Just before 2am on Wednesday, oyster boat Daphne Kay left its dock at South Port. The crew is five family members. Three brothers, a brother-in-law, and a son. Ricky Ryan is the skipper, with brothers Lynn, Jason, brother-in-law Karl and Ricky’s son Ethan making up the oystermen crew of five. Some of the brothers have been involved in oystering for 44 years. Ethan, trained to be a heat pump installer and worked in refrigeration, but returned to the boat and is now in his second season. He says he actually regrets not getting into the family business earlier. Ricky says the working hours keep him the business. What? 1am starts?
The Daphne Kay, one of the first to leave in the mornings of oyster season, heads out early, so the crew can work out of the sunlight. Working in the heat, which could be 20C, is uncomfortable. His crew like the hours. Ricky says last year, between oyster season and trawling for quotas in the off season, he worked 91 days. One of the longest stints without a day off was 14 days. He now lives in Bannockburn, for better weather, and returns to Bluff to stay with family during the season.
As the Daphne Kay makes its way out of the Bluff harbour and approaches Stirling Point, the music of Magic Talk plays gently over the radio. Some of the crew are resting in the sleeping quarters. Karl, one of the brothers involved in the season for 44 years, is awake. He says he doesn’t need much sleep – five hours can be enough. “The younger people like their sleep,” he says.
When asked if, being family, the crew squabble much, he replied in the negative. As long as everyone is doing their jobs, there’s no reason to argue. The rule is “the skipper is god”. Once they arrived at the beds, it’s straight into it. The dredge is dropped and about 15 minutes trawling begins. It’s pulled up, and the first haul is dumped onto the boards of the boat to be sorted through. The oysters are hidden in the pile of shells and seabed debris. The men work quietly, but hard and fast. Every so often they strike an oyster. Filling a tub takes time and effort.

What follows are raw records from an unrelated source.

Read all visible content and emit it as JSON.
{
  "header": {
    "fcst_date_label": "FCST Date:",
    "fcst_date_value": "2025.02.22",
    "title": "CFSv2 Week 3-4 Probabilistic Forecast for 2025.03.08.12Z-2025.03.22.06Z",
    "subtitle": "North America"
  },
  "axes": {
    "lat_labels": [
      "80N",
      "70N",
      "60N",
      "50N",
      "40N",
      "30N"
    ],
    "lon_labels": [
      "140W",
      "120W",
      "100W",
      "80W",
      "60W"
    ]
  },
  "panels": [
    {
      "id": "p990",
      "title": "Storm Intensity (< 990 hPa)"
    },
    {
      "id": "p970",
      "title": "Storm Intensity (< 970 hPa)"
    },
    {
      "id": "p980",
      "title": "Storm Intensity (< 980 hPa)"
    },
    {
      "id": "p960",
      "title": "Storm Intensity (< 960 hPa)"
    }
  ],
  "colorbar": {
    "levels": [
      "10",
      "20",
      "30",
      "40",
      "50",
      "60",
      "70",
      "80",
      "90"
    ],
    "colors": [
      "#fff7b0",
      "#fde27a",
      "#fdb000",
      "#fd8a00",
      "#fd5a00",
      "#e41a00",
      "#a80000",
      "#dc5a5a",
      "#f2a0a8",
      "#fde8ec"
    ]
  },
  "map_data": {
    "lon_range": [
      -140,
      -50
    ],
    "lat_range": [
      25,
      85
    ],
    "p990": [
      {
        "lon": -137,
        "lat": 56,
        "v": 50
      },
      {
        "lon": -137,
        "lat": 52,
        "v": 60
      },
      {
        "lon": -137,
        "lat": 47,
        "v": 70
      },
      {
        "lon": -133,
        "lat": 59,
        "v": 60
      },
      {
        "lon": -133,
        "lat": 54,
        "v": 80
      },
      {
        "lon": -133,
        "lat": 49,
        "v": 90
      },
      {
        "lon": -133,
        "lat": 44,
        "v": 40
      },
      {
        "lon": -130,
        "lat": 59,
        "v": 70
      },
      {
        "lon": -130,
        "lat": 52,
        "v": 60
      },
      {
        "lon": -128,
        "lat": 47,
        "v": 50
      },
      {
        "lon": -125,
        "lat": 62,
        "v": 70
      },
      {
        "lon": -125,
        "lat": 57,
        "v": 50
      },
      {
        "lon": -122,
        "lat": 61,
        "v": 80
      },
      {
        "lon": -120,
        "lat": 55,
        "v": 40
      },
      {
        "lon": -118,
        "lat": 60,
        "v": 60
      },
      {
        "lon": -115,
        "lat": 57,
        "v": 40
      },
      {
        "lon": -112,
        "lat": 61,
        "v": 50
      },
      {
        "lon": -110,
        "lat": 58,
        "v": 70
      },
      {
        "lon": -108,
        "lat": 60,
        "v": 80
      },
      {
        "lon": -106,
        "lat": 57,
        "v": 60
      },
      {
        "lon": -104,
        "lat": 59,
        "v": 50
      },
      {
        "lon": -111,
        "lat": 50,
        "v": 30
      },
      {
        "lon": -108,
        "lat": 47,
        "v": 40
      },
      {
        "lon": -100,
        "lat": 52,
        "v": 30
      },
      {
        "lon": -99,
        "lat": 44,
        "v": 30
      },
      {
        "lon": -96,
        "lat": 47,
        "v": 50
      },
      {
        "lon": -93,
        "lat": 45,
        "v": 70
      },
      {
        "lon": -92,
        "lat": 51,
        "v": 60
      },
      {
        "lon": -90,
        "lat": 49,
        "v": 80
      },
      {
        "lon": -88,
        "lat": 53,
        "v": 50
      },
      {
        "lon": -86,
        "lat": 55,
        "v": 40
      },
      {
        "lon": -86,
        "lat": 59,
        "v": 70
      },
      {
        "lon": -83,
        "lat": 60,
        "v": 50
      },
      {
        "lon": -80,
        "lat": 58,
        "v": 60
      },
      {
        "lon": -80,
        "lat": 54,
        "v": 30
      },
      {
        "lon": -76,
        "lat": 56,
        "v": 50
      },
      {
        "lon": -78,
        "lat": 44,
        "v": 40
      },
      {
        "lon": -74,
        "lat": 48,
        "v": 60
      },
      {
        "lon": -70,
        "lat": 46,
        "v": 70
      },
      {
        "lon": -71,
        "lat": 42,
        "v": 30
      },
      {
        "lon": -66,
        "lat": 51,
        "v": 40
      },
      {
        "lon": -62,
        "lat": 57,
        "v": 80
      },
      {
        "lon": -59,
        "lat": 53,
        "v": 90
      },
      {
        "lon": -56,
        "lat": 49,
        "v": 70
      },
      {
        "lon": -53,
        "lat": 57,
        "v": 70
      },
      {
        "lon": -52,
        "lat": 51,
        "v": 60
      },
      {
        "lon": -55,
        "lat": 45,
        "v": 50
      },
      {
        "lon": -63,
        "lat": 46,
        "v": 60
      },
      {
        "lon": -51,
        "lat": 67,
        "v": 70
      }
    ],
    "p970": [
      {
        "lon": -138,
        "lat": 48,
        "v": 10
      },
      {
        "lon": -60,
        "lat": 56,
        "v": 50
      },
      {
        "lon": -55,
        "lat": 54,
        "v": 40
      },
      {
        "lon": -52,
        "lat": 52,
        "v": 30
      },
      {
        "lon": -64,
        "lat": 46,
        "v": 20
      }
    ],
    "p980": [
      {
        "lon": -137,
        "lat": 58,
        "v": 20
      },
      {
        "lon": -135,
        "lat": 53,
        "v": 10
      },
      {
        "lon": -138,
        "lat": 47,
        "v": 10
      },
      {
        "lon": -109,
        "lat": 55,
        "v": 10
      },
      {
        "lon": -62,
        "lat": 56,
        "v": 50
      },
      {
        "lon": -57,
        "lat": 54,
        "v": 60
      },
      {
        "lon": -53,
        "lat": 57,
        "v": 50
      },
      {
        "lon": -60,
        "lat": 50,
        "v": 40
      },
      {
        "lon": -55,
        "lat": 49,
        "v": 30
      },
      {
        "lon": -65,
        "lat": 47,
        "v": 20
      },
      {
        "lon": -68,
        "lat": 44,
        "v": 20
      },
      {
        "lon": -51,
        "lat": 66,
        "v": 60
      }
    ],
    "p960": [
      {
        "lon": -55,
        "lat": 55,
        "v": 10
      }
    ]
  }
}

It’s 4.30am, the radio is turned up. Stuck in the Middle with You is playing as the lights of the eight other boats in the water shine out. By 5am, 10 tubs, each with 36 dozen oysters, are full. This is not easy work. Watching close-up, it makes sense why a dozen raw Bluff oysters can fetch up to $39.99. The sun rises to a morning sky full of striking blues and the pile of full tubs begins to steadily grow.

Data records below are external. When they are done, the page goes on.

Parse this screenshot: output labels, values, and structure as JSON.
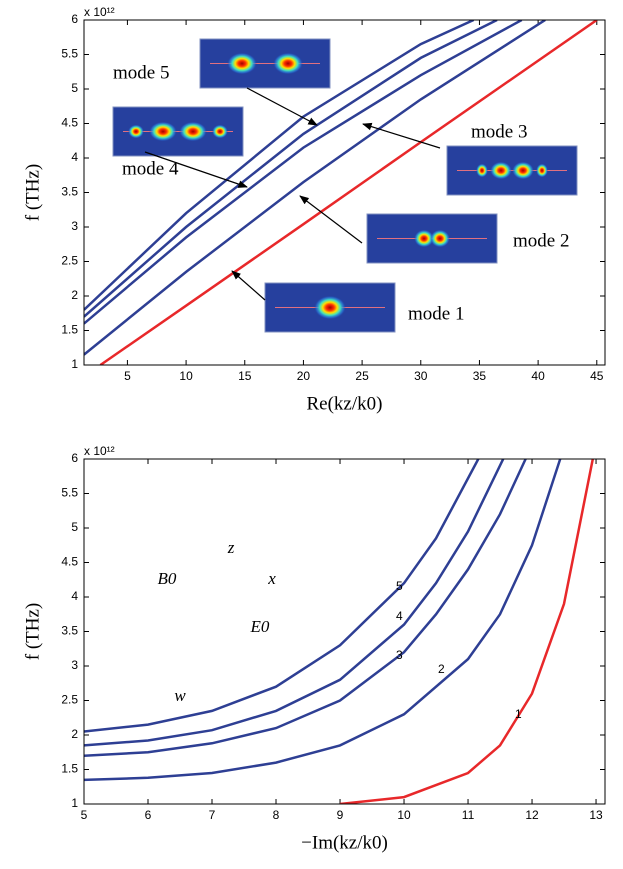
{
  "chart_data": [
    {
      "type": "line",
      "xlabel": "Re(kz/k0)",
      "ylabel": "f (THz)",
      "multiplier": "x 10¹²",
      "xlim": [
        1.3,
        45.7
      ],
      "xticks": [
        5,
        10,
        15,
        20,
        25,
        30,
        35,
        40,
        45
      ],
      "ylim": [
        1,
        6
      ],
      "yticks": [
        1,
        1.5,
        2,
        2.5,
        3,
        3.5,
        4,
        4.5,
        5,
        5.5,
        6
      ],
      "series": [
        {
          "name": "mode 1",
          "color": "#e8282a",
          "x": [
            2.7,
            10,
            20,
            30,
            45
          ],
          "values": [
            1,
            1.86,
            3.04,
            4.23,
            6
          ]
        },
        {
          "name": "mode 2",
          "color": "#2e3f94",
          "x": [
            1.3,
            10,
            20,
            30,
            40.6
          ],
          "values": [
            1.15,
            2.35,
            3.65,
            4.85,
            6
          ]
        },
        {
          "name": "mode 3",
          "color": "#2e3f94",
          "x": [
            1.3,
            10,
            20,
            30,
            38.6
          ],
          "values": [
            1.6,
            2.85,
            4.15,
            5.2,
            6
          ]
        },
        {
          "name": "mode 4",
          "color": "#2e3f94",
          "x": [
            1.3,
            10,
            20,
            30,
            36.5
          ],
          "values": [
            1.7,
            3.0,
            4.35,
            5.45,
            6
          ]
        },
        {
          "name": "mode 5",
          "color": "#2e3f94",
          "x": [
            1.3,
            10,
            20,
            30,
            34.5
          ],
          "values": [
            1.8,
            3.2,
            4.6,
            5.65,
            6
          ]
        }
      ]
    },
    {
      "type": "line",
      "xlabel": "−Im(kz/k0)",
      "ylabel": "f (THz)",
      "multiplier": "x 10¹²",
      "xlim": [
        5,
        13.14
      ],
      "xticks": [
        5,
        6,
        7,
        8,
        9,
        10,
        11,
        12,
        13
      ],
      "ylim": [
        1,
        6
      ],
      "yticks": [
        1,
        1.5,
        2,
        2.5,
        3,
        3.5,
        4,
        4.5,
        5,
        5.5,
        6
      ],
      "annotations": [
        "B0",
        "z",
        "x",
        "E0",
        "w"
      ],
      "series": [
        {
          "name": "1",
          "color": "#e8282a",
          "x": [
            9,
            10,
            11,
            11.5,
            12,
            12.5,
            12.95
          ],
          "values": [
            1,
            1.1,
            1.45,
            1.85,
            2.6,
            3.9,
            6
          ]
        },
        {
          "name": "2",
          "color": "#2e3f94",
          "x": [
            5,
            6,
            7,
            8,
            9,
            10,
            11,
            11.5,
            12,
            12.44
          ],
          "values": [
            1.35,
            1.38,
            1.45,
            1.6,
            1.85,
            2.3,
            3.1,
            3.75,
            4.75,
            6
          ]
        },
        {
          "name": "3",
          "color": "#2e3f94",
          "x": [
            5,
            6,
            7,
            8,
            9,
            10,
            10.5,
            11,
            11.5,
            11.9
          ],
          "values": [
            1.7,
            1.75,
            1.88,
            2.1,
            2.5,
            3.2,
            3.75,
            4.4,
            5.2,
            6
          ]
        },
        {
          "name": "4",
          "color": "#2e3f94",
          "x": [
            5,
            6,
            7,
            8,
            9,
            10,
            10.5,
            11,
            11.55
          ],
          "values": [
            1.85,
            1.92,
            2.07,
            2.35,
            2.8,
            3.6,
            4.2,
            4.95,
            6
          ]
        },
        {
          "name": "5",
          "color": "#2e3f94",
          "x": [
            5,
            6,
            7,
            8,
            9,
            10,
            10.5,
            11.16
          ],
          "values": [
            2.05,
            2.15,
            2.35,
            2.7,
            3.3,
            4.2,
            4.85,
            6
          ]
        }
      ]
    }
  ]
}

Reports that one of the other crews stayed in Bluff, not keen on the weather forecast, mean that the crew stay longer than planned. A few more tubs are filled. About 8.30am the last pile is pulled and sorted. The boat is washed down and the crew, looking surprisingly refreshed and awake after a full shift of work, smile as they put the jug on. “What’d you think,” they ask. “It’s a bit like digging for gold, aye,” Karl says.
The boat heads back to Bluff, with a bit more swell than at 2am it seems, under the blanket of sun and blue sky. A successful morning. Now to get up at 1am to do it again tomorrow.